12 März 2018

{rezension} Die Carter-Akten - Mercenary

Autor: Felix A. Münter // Verlag: Papierverzierer Verlag // Einband: ebook 
 Seiten: 164 // ISBN: 9783959626033 // Erschienen: 06.2017

Reihe: Die Carter-Akten
(1) Mercenary (2) Hunter (3) Hijacker (4) Bloodhound (?)...

Meine Wertung: 

Vielen Dank an den Papierverzierer Verlag für das Rezensionsexemplar!



Klappentext

Carter ist käuflich. Der Söldner ist bereits seit Jahren tätig und weiß, dass man nicht zu viele Fragen stellt – vorausgesetzt der Preis stimmt. Sein neuster Kontrakt bringt ihn nach New York, wo ein wohlhabender Klient auf die Dienste des Profis angewiesen ist. Der Auftrag scheint keineswegs außergewöhnlich zu sein, er ist einer von vielen. Doch bald schon merkt Carter, dass es um mehr geht als um die Aufklärung eines Bankraubs, der laut Aussage des Auftraggebers für die Polizei eine Nummer zu groß sei. Und tatsächlich erfährt der Söldner kurze Zeit später, was es bedeutet, einer wirklich heißen Spur zu folgen. Carter jagt der Fährte kreuz und quer durch New York, gerät an Gangs, die Mafia und an noch gefährlichere Typen. Der Profi verfängt sich in einem Netz aus Unwahrheiten, Lügen und der Gier skrupelloser Menschen. Er geht an seine Grenzen, setzt sein eigenes Leben aufs Spiel – und muss sich am Ende der Frage stellen, ob Moral wirklich käuflich ist.


Meine Meinung


"Das, was meinen Kontostand füllt, ist richtig." Das ist Carters Grundsatz und macht es ihm ziemlich leicht, zu entscheiden, ob er einen Auftrag annimmt oder nicht. Und das macht ihn bei mir nicht grad sympathisch, aber muss ein Protagonist das sein, um mich zu überzeugen? Nein, er muss authenthisch sein. Und das ist Carter. Er tut, was getan werden muss, und schert sich nicht um Moral. Er ist kalt und effizient.

Und das muss er bei seinem neuesten Auftrag, der ihn quer durch New York führt, auch sein. Auf der Suche nach dem Besitz seines verschwiegenen Auftraggebers sammelt Carter hauptsächlich Informationen, die ihn von einer Gruppe zur nächsten führt. Und nicht alle sind kooperativ, sodass Carters Fähigkeiten immer wieder zum Einsatz kommen müssen. Über Carter selbst erfährt man nur das nötigste. Vielleicht ist die Reihe darauf angelegt, dass man Stück für Stück seinen Charakter aufdeckt, vielleicht aber auch nicht. Ich weiß es nicht. Aber hier im ersten Band bleibt er oberflächlich.

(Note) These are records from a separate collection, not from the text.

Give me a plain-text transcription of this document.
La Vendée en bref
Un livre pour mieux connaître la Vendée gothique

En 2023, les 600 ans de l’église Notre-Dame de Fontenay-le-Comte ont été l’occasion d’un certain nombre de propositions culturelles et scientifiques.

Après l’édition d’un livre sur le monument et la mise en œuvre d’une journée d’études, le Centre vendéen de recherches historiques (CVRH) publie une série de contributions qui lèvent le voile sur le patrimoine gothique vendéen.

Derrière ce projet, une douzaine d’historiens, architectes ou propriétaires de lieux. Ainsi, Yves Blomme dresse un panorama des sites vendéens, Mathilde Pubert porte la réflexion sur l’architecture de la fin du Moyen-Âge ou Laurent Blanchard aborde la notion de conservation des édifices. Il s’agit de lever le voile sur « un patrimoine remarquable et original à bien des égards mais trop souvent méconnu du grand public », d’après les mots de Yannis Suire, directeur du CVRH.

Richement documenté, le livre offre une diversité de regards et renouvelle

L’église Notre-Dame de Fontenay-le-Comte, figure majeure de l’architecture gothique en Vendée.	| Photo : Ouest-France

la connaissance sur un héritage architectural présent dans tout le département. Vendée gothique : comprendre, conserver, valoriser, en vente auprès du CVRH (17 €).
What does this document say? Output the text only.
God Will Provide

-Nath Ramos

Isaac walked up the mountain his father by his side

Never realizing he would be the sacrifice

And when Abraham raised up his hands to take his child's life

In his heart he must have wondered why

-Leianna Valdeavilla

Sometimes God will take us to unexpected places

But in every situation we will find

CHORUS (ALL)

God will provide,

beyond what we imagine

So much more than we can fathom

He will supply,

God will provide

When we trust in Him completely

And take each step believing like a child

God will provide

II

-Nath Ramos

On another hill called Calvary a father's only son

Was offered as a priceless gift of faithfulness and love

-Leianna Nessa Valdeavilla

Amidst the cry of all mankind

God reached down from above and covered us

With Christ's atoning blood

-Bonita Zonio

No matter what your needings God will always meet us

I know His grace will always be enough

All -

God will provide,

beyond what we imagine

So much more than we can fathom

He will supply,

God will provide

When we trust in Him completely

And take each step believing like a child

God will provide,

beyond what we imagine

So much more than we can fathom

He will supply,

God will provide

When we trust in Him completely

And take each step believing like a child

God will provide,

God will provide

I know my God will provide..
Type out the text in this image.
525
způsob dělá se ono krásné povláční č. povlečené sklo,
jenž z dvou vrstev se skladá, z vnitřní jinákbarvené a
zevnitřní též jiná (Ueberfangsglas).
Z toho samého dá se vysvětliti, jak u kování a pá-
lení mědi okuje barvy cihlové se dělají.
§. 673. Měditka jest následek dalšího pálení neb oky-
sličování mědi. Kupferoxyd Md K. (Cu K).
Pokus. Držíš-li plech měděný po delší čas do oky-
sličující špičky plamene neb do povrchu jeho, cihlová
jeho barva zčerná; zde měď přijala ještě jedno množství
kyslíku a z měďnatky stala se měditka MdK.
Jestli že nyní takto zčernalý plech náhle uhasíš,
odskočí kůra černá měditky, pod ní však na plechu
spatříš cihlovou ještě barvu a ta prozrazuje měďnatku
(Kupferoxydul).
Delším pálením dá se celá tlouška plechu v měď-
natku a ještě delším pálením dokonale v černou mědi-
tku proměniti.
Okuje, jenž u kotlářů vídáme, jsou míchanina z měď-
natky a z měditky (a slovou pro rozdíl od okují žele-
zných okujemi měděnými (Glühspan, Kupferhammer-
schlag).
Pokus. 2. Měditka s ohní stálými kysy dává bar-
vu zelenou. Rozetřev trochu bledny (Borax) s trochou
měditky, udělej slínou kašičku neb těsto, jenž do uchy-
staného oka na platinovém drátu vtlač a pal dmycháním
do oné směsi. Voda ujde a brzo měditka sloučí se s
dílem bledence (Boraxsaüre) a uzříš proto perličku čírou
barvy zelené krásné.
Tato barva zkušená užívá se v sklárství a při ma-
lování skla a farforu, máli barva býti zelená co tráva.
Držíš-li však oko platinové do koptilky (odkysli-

Die Handlung ist aus der Ich-Perspektive von Carter geschrieben und liest sich irgendwie wie ein Bericht gespickt mit den Gedanken von Carter. Es folgt einzig einem roten Faden ohne Auschweifungen und Ausschmückungen. Irgendwie passt es zu Carters Charakter. Allerdings fesselte es mich dadurch nicht so wie andere Thriller. Es ist für meinen Geschmack zu gradlinig. Die große Wendung kommt erst am Ende. Es packte mich nicht, lies mich nicht mitfiebern. Ich machte mir zwar Gedanken, was der verschwundene Besitz wirklich ist. Warum darum so ein Geheimnis gemacht wurde und wer dahinter her ist, aber bis zur Auflösung blieb ich selber genauso ahnungslos wie Carter.


Fazit


Der Protagonist ist authentisch und der Schreibstil passt zu dessen Charakter. Klar, direkt, ohne Ausschmückungen. Die Handlung folgt einem roten Faden und ich als Leser wollte wissen, was sich in der gesuchten Kiste befindet. Allerdings fieberte ich nicht mir Carter mit und hätte mir mehr Spannungspunkte gewünscht.